Background/Purpose:  Juvenile Idiopathic Arthritis (JIA) is a multifactorial autoimmune disease characterized by the accumulation of various immune cells, including monocytes, in the joint synovial fluid (SF). Joint function is severely affected in JIA patients due to fluid accumulation and bone damage. The molecular mechanisms underlying JIA and other autoimmune diseases still remain largely elusive. We aimed to create more insight into disease pathogenesis by performing epigenetic and gene expression profiling of CD14⁺ cells derived from the site of inflammation of JIA patients.

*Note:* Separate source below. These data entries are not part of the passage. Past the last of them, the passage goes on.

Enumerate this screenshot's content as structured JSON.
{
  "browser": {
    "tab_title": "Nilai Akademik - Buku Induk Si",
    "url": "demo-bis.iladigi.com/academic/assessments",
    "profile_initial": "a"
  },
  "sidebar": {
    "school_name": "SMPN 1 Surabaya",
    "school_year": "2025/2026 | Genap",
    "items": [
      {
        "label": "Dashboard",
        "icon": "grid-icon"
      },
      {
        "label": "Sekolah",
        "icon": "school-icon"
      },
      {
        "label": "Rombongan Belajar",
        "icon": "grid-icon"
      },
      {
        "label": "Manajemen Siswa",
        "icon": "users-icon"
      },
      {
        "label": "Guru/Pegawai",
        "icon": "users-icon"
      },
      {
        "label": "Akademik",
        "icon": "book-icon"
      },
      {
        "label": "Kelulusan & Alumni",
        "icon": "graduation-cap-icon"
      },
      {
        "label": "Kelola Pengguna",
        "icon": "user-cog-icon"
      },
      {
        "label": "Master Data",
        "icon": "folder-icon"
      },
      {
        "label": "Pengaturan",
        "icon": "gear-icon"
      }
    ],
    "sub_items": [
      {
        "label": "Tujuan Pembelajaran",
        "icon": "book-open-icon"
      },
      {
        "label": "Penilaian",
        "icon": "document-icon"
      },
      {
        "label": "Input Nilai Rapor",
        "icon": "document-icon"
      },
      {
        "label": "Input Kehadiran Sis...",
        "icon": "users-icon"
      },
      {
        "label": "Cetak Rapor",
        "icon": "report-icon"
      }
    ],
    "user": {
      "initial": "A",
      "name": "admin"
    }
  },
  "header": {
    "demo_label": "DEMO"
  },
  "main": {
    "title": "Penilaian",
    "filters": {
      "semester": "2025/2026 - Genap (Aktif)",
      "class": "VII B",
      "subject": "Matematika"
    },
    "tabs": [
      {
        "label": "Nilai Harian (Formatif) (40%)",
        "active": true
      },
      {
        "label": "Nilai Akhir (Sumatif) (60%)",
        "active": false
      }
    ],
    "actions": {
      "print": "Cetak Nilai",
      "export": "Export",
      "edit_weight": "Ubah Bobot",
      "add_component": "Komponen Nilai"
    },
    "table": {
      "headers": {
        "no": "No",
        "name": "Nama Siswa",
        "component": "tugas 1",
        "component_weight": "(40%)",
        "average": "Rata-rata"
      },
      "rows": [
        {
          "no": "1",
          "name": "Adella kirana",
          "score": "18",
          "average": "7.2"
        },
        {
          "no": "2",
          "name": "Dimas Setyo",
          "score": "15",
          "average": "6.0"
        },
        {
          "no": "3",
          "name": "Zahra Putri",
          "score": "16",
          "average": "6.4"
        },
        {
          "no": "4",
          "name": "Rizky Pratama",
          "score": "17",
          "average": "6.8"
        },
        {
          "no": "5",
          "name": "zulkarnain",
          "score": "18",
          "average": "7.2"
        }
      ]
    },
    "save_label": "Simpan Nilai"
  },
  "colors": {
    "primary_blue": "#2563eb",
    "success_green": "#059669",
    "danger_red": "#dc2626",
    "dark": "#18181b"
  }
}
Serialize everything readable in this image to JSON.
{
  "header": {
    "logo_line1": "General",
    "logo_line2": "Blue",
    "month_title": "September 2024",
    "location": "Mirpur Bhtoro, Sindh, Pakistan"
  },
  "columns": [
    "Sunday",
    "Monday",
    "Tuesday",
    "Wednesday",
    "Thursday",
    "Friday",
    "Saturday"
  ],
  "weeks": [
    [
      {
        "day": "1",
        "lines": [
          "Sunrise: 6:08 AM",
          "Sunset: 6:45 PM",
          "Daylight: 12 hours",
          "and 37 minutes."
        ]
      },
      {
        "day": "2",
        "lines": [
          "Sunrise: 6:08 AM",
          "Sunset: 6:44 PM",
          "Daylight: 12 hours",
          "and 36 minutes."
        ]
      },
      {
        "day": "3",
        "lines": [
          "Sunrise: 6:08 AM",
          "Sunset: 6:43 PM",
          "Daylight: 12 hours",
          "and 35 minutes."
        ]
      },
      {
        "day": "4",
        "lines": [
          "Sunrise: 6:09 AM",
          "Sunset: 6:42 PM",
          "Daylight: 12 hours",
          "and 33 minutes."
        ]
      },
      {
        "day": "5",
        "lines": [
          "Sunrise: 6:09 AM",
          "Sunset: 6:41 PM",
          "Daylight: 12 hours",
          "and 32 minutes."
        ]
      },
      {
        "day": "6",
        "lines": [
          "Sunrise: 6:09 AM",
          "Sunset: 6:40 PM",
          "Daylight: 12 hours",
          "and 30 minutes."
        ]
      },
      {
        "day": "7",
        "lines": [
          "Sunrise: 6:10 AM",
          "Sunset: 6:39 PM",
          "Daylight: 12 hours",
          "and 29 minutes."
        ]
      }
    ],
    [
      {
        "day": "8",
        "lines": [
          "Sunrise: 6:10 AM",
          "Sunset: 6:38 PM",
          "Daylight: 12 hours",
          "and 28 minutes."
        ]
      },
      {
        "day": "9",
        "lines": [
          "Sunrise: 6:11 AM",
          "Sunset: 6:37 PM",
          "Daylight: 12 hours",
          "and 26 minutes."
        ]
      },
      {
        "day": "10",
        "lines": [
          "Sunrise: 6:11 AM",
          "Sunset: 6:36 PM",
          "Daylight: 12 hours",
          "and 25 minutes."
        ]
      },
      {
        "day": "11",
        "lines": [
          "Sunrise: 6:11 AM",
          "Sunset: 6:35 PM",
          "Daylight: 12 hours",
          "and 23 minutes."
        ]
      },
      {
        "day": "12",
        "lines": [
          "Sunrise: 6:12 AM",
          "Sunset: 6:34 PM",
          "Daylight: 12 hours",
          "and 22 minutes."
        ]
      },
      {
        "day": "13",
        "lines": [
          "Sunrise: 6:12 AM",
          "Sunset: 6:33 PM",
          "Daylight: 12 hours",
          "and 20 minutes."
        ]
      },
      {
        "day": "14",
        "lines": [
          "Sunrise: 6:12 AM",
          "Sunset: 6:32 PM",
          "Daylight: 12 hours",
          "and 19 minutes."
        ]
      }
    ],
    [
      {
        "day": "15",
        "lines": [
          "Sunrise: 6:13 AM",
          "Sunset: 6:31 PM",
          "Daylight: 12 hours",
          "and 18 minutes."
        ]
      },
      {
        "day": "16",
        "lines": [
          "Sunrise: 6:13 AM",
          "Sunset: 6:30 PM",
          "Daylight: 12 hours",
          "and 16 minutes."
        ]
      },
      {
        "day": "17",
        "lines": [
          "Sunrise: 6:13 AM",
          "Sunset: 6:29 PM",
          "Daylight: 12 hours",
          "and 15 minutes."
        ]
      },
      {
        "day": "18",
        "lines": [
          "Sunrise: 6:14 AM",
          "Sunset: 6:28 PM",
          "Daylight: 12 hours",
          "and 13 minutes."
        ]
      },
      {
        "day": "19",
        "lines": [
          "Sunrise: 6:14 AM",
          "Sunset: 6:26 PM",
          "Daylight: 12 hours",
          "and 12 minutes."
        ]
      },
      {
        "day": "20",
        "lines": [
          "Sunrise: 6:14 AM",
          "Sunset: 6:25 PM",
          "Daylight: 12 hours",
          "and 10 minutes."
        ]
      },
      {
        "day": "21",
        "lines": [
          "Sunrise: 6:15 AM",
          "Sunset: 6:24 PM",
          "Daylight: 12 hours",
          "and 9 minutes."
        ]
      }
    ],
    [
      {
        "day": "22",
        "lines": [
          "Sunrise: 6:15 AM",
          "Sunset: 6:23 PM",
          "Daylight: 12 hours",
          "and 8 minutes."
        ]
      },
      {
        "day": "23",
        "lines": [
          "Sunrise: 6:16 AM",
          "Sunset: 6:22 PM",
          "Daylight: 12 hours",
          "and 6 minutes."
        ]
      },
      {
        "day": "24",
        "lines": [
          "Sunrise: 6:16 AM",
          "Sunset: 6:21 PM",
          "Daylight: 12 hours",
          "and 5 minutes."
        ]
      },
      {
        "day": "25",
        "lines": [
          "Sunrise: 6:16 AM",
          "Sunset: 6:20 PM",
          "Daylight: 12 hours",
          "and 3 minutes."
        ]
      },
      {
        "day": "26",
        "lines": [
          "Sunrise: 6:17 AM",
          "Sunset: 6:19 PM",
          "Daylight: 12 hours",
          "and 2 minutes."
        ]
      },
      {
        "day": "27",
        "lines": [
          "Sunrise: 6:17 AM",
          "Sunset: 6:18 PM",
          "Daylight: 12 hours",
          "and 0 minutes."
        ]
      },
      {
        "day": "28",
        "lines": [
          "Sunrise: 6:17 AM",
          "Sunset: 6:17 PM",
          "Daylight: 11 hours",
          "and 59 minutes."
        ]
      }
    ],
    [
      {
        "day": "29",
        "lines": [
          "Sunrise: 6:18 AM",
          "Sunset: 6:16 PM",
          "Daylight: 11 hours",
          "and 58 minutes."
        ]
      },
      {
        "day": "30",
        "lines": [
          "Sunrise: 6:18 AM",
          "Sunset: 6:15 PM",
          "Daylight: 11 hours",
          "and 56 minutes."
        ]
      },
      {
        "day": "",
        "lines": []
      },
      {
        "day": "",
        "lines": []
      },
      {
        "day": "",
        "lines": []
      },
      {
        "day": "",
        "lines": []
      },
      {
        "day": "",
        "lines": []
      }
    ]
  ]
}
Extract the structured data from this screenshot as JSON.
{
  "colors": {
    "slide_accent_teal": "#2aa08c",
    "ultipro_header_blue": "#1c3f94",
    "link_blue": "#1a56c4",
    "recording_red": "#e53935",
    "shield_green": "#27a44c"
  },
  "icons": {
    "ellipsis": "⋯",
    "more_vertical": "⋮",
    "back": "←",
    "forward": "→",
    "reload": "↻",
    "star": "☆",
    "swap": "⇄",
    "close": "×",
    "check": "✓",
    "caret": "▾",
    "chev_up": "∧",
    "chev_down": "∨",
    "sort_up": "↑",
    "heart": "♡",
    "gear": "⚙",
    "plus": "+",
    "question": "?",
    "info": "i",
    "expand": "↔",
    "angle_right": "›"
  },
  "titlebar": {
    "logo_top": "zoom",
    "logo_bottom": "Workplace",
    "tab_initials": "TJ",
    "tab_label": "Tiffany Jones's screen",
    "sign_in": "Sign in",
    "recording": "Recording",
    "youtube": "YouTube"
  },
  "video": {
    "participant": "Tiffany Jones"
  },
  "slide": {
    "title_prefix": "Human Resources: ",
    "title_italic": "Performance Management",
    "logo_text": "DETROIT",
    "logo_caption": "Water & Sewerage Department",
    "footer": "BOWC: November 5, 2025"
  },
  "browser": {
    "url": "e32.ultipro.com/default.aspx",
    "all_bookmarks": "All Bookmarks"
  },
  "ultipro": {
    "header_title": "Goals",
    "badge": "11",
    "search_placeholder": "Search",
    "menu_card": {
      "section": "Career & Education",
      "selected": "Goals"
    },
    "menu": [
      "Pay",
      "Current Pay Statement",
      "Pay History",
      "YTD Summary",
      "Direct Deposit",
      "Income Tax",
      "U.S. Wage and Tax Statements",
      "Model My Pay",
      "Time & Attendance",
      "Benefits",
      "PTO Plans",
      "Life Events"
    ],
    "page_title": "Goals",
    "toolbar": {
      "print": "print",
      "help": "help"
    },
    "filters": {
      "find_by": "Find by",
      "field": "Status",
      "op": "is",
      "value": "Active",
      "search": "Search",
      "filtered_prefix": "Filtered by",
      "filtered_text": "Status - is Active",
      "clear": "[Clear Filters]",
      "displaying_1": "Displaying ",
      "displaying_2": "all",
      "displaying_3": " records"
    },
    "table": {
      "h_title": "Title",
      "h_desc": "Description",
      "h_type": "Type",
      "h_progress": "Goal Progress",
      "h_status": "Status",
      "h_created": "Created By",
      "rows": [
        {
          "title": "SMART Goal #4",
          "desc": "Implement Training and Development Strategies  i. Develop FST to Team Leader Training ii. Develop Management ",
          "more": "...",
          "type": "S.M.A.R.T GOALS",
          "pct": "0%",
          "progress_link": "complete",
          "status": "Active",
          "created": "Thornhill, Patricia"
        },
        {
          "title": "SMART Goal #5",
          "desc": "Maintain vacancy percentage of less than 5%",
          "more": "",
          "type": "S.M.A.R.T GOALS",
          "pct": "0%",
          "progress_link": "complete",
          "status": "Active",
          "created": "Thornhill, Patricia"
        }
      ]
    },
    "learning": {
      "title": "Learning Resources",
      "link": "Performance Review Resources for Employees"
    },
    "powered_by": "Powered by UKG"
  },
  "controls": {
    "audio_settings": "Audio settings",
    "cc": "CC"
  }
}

Methods:  Chromatin immunoprecipitation sequencing was performed to determine the (super-)enhancer repertoire of JIA patient SF-derived monocytes. Gene expression of SF-derived monocytes was analyzed using RNA-sequencing. Osteoclastogenesis of monocytes was assessed by osteoclast differentiation assays followed by tartrate-resistant acid phosphatase (TRAP) staining and bone resorption measurements.

Results:  The (super-)enhancer profile of JIA patient-derived monocytes demonstrated that osteoclast-related genes are associated with an increased enhancer or super-enhancer in JIA compared to healthy control (HC) monocytes, suggesting that the osteoclast pathway might play a crucial role in JIA monocytes. This is in agreement with the observation that osteoclast-associated genes are enriched in genes that are upregulated in JIA SF-derived monocytes, indicating that osteoclast differentiation might be increased. Indeed, differentiation of HC monocytes in the presence of SF enhanced the formation of osteoclasts.

Conclusion:  Our results indicate that monocytes obtained from the inflammatory site of JIA patients display increased osteoclastogenesis, resulting in more bone degradation. This enhanced osteoclast differentiation is likely to be the consequence of the inflammatory environment present in the joint. Altogether, therapies aimed at inhibiting the differentiation of monocytes into osteoclasts, for example by inhibiting inflammatory mediators present in the SF, might reduce bone loss and thus improve joint function in JIA patients.